Paeoniflorin prevents endoplasmic reticulum stress-associated inflammation in lipopolysaccharide-stimulated human umbilical vein endothelial cells via the IRE1α/NF-κB signaling pathway.
Food Funct. 2018 Apr 25 ;9(4):2386-2397. PMID: 29594285
Endoplasmic reticulum (ER) stress-associated inflammation is a critical molecular mechanism involved in the pathogenesis of endothelial dysfunction (ED). Hence, strategies for alleviating ER stress-induced inflammation may be essential for the prevention of cardiovascular diseases. Paeoniflorin (PF), a bioactive compound from Paeonia lactiflora Pallas is known for its functional properties against vascular inflammation. However, to date, PF-mediated protection against ER stress-dependent inflammation has not been identified. Herein, we investigate the protective effect of PF on lipopolysaccharide (LPS)-stimulated human umbilical vein endothelial cell (HUVEC) injury and explore its underlying mechanism. The result of the cell viability assay indicates that PF promotes the cell survival rate in LPS-stimulated HUVECs. In addition, the LPS-induced over-production of inflammatory cytokines (interleukin-6 (IL-6) and monocyte chemotactic protein 1 (MCP-1)) and ER stress markers (78 kDa glucose regulated protein (GRP78) and CCAAT/enhancer binding protein homologous protein (CHOP)) are significantly decreased by PF and the ER stress inhibitor 4-phenylbutric acid (4-PBA).

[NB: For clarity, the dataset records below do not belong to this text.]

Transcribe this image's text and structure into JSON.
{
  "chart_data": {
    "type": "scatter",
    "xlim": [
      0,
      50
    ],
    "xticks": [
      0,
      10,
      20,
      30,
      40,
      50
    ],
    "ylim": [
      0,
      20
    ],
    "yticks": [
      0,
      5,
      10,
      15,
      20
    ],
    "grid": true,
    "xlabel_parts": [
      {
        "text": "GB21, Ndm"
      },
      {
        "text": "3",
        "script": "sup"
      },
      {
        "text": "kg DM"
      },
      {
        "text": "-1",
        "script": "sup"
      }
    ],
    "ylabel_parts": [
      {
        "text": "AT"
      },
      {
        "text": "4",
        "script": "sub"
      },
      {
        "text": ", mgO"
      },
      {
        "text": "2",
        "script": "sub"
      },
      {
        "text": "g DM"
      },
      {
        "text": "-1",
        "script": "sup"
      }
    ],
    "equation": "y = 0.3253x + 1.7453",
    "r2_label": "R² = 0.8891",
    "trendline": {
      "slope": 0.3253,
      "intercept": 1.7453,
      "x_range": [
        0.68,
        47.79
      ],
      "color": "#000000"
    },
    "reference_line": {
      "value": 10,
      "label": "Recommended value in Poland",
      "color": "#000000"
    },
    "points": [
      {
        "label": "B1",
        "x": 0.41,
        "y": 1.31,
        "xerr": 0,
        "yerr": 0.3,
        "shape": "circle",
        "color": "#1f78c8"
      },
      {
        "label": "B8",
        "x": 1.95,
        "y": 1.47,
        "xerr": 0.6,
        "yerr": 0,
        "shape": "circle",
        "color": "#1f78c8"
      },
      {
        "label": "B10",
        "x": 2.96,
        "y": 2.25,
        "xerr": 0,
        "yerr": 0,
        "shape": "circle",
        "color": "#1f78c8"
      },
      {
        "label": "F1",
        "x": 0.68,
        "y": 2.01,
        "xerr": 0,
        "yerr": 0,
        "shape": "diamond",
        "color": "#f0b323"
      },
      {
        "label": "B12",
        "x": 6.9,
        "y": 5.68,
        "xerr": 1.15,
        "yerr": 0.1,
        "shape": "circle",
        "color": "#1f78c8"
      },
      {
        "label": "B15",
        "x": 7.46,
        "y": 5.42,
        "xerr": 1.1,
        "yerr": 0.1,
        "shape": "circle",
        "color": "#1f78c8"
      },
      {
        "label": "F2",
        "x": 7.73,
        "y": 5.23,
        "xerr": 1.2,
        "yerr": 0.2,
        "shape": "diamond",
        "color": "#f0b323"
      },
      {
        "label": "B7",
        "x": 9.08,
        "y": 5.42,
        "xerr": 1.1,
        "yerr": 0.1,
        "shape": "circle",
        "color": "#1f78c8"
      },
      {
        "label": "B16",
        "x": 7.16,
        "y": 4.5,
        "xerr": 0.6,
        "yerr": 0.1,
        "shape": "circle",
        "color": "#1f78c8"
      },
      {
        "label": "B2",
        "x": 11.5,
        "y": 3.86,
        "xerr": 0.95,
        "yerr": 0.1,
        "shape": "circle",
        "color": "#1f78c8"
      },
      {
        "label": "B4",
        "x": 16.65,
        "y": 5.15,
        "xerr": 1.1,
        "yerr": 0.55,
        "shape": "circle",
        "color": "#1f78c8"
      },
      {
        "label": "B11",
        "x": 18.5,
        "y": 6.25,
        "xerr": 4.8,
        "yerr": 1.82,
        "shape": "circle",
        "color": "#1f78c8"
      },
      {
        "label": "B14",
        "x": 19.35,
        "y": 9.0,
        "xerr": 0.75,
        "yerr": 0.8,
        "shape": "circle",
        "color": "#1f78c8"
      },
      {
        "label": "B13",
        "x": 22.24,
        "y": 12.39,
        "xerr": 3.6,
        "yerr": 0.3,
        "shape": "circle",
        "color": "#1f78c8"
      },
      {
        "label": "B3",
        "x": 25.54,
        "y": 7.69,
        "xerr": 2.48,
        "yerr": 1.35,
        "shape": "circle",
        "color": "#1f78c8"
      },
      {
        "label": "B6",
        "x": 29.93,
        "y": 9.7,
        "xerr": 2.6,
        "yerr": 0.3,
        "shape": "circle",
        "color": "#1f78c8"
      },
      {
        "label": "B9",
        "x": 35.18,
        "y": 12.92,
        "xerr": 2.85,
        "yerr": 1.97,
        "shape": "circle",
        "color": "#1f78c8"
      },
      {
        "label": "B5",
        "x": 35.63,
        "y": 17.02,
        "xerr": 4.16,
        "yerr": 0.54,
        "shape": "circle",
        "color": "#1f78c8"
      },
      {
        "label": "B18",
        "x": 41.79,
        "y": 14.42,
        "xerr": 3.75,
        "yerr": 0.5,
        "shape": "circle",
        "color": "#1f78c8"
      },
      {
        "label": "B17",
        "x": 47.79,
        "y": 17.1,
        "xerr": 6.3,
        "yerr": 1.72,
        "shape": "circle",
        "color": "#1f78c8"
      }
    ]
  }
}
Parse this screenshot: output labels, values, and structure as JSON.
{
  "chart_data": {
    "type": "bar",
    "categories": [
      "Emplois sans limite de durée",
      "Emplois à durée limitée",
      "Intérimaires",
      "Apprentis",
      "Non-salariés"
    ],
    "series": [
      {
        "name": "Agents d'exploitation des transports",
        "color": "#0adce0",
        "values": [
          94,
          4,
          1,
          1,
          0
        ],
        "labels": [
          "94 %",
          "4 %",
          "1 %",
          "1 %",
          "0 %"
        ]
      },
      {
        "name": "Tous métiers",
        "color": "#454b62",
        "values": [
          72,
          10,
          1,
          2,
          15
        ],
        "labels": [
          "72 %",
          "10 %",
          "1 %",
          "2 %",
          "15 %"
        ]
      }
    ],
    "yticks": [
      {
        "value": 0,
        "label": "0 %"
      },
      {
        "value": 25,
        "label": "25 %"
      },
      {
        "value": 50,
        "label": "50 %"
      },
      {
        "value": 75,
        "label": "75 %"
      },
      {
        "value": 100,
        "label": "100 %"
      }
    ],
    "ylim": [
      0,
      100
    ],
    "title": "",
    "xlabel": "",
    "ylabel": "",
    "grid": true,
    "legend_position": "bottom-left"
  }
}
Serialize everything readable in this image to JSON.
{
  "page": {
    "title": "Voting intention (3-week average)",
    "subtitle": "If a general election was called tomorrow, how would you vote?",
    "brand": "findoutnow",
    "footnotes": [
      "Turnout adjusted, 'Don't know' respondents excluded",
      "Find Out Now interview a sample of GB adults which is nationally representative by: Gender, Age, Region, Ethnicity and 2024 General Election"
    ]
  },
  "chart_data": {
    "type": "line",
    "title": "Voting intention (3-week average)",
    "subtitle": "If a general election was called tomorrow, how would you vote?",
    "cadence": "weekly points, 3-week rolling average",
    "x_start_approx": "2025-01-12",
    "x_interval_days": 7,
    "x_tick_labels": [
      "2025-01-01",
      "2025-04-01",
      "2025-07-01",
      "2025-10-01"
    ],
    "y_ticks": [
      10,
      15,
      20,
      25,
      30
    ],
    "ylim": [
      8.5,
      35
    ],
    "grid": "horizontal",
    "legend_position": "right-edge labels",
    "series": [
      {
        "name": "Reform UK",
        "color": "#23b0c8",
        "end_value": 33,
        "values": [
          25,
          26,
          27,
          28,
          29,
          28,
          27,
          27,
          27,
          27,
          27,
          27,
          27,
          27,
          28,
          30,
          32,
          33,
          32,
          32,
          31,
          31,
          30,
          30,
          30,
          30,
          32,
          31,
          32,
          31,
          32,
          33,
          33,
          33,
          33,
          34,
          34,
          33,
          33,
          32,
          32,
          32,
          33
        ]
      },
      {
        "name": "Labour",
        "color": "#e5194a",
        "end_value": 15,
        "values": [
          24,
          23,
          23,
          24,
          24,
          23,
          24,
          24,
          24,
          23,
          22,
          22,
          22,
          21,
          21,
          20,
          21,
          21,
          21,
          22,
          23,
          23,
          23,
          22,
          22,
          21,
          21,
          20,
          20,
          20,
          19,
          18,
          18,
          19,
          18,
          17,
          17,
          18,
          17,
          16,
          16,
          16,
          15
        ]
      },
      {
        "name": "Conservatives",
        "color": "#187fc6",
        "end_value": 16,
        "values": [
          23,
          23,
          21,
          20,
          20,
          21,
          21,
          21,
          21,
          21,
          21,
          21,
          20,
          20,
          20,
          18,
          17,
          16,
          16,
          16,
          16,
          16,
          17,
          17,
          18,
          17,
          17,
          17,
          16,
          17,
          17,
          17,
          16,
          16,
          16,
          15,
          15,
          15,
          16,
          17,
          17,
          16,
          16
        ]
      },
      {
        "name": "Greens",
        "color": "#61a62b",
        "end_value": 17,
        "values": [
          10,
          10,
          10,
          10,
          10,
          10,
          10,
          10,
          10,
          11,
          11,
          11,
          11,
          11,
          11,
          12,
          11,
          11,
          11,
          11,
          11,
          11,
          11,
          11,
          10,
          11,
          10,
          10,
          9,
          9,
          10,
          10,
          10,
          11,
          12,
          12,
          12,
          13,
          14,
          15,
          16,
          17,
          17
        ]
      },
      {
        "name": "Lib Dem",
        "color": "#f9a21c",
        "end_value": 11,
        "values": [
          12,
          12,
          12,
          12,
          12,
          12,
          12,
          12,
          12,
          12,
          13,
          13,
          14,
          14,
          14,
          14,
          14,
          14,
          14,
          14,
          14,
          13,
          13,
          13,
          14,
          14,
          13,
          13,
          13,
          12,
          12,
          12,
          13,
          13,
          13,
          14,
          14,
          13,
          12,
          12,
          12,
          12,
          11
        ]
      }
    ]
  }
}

The transmission electron microscopy (TEM) assay implies that the ultrastructural abnormalities in ER are reversed by PF treatment, which is similar to the protective effect of 4-PBA. Impressively, we find that the inositol-requiring enzyme 1α (IRE1α)/nuclear factor-kappa B (NF-κB) pathway is significantly activated and contributes to the progress of LPS-induced HUVEC injury by promoting inflammatory cytokine production. IRE1α siRNA, AEBSF (ATF6 inhibitor), GSK2656157 (PERK inhibitor), PDTC (NF-κB inhibitor) and thapsigargin (TG, IRE1 activator) are used to confirm the role of the IRE1α/NF-κB pathway in PF-mediated protection against LPS-induced HUVEC injury. Our findings indicate that PF has an inhibitory effect on endothelial injury. To summarize, PF might be a potential therapeutic agent to inhibit ER stress-associated vascular inflammation.